The duo’s trademark of enjoyably juvenile, ditzy pith nonsense – “I’ll terraform your butthole!” – and outright gags – “My stylist just got my results and I am two percent Amish so fuck you” – remains. But there’s something more profound going on here too. Maybe it’s growth, maybe it’s a comedown, but a sense of mourning in lines like “We’re just living, breathing bundles of meaningful shit, and we have no choice but to go shopping!” compounds the unmistakable flavor of American Gothic. Or, as one character puts it: “Language is magic and it is spellbinding and we are living in a prison that we invented. Maybe not!” The work is haunted. It’s haunted by American exceptionalism, and the similitude of life that passes for culture and identity politics. It’s haunted by the trauma of imperialism turned inwards, by colonial violence and shame. The lazy rivers run with blood. Characters lurk in graveyards and woods and zombie structures without windows, ceilings, walls.
On this note Fitch is hesitant to say too much. “There’s just a certain spookiness about the countryside,” she says, “and a certain amount of access you have to spaces that are much more taboo. Like graveyards, they’re everywhere. On the road that we live on you can just go to really small family plots and no one is there. There just is … the country kinda spooky. You know?”
And here’s where the map starts to fold. One of the film’s protagonists is “Neighborgirl,” an avatar played by Trecartin, somewhere between a dark-sided Dorothy and the kind of amiable backwater Hero’s Journey hoe built for empathy in reality TV narratives. She’s styled in thrift-store Amish bonnetcore, with a dash of Gen Z shooter drill disturbia, occasionally carrying a “DO NOT BLOCK” road sign inside a transparent backpack like the ones prescribed for children after the Parkland massacre.
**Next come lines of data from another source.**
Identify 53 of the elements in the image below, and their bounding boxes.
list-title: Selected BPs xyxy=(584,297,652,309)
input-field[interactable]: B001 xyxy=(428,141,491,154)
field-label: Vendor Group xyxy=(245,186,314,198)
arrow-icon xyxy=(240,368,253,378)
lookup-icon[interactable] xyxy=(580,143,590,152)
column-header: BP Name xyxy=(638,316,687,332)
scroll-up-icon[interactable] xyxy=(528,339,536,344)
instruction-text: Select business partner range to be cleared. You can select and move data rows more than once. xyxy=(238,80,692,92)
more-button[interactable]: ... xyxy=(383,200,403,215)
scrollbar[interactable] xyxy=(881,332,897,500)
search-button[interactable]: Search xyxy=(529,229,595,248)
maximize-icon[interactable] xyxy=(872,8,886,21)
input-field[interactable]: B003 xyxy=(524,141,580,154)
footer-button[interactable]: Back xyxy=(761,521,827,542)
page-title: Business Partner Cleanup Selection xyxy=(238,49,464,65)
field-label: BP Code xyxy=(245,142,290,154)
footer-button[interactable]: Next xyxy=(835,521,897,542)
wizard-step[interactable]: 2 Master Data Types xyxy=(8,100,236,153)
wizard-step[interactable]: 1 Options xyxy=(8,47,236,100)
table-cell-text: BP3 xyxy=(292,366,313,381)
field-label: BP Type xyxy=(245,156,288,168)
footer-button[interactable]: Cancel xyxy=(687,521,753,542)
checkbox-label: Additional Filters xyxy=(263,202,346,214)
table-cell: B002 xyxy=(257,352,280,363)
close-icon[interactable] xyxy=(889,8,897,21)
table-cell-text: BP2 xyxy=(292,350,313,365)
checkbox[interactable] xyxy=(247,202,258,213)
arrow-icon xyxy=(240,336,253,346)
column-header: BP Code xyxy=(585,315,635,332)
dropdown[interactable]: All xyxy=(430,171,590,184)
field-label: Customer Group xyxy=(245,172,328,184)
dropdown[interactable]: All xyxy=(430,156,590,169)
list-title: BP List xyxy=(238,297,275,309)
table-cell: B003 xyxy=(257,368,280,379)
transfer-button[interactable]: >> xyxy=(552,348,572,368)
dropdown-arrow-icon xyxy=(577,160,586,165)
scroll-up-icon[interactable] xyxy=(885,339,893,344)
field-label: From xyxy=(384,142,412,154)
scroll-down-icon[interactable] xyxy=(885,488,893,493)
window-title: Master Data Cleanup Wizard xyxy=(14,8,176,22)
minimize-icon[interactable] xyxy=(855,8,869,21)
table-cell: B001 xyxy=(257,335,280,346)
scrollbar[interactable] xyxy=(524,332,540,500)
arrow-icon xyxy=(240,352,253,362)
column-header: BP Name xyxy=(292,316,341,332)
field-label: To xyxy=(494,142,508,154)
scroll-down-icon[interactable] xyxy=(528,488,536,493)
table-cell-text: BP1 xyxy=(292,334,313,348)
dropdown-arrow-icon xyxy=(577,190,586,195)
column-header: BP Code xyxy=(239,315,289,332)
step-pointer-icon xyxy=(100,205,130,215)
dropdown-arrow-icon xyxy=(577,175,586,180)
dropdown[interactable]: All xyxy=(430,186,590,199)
She’s emotionlessly excited to go to open-carry day because I guess that’s her civic duty in this upside-down land of the brave and home of the free. But in a scene shot in a graveyard at night, Neighborgirl confesses that “it’s hard coming back to life.” She’s trying to remember what her gravestone says and asks for a moment of silence to do so. She points to the blank stone: “I don’t know if I’ll ever live up to that,” she says. “I mean, it’s speechless. Nothing to say. Fucking awesome.” She must be as exhausted by the online screaming rooms as the rest of us.
Beyond the supernatural, the super natural. The sublime. From Trecartin and Fitch’s perspective there is nothing left to see: after watching Plot Front one can travel up flights of stairs to gaze out from the belvedere like a prison guard or the totemic wanderer above his imagined sea of fog to a vista of walls. And yet it is the skies which do ultimately lance Fitch and Trecartin’s haunted map. Just as in Borges’ map they are constrained, but just as in Borges’ story they carry an occluded but potent solution: weather. In the four-channel work “Property Bath” (2019) a crow skims the air above snow-laced fields, and an orange tufty bird hops from a rear-view mirror lit by watery sunlight. Gone is any hand-held shake. Here the camera rests or travels gently across pastoral scenes: trees move gently in a breeze, crops and grasses burn gold or white with snow. We’re reminded that the weather bears no borders and no bounds. Only change.
If there is any respite to the darkness and speed of human civilization then it is this. Weather the whethers. In Borges’ story, the cartographers and their diabolical map are simply abandoned by succeeding generations who see “that that vast Map was Useless” and cruel. They deliver it to the “Inclemencies of Sun and Winters.” Keep an eye on those anarcho-primitivist memes. Watch the climate. Rot the map.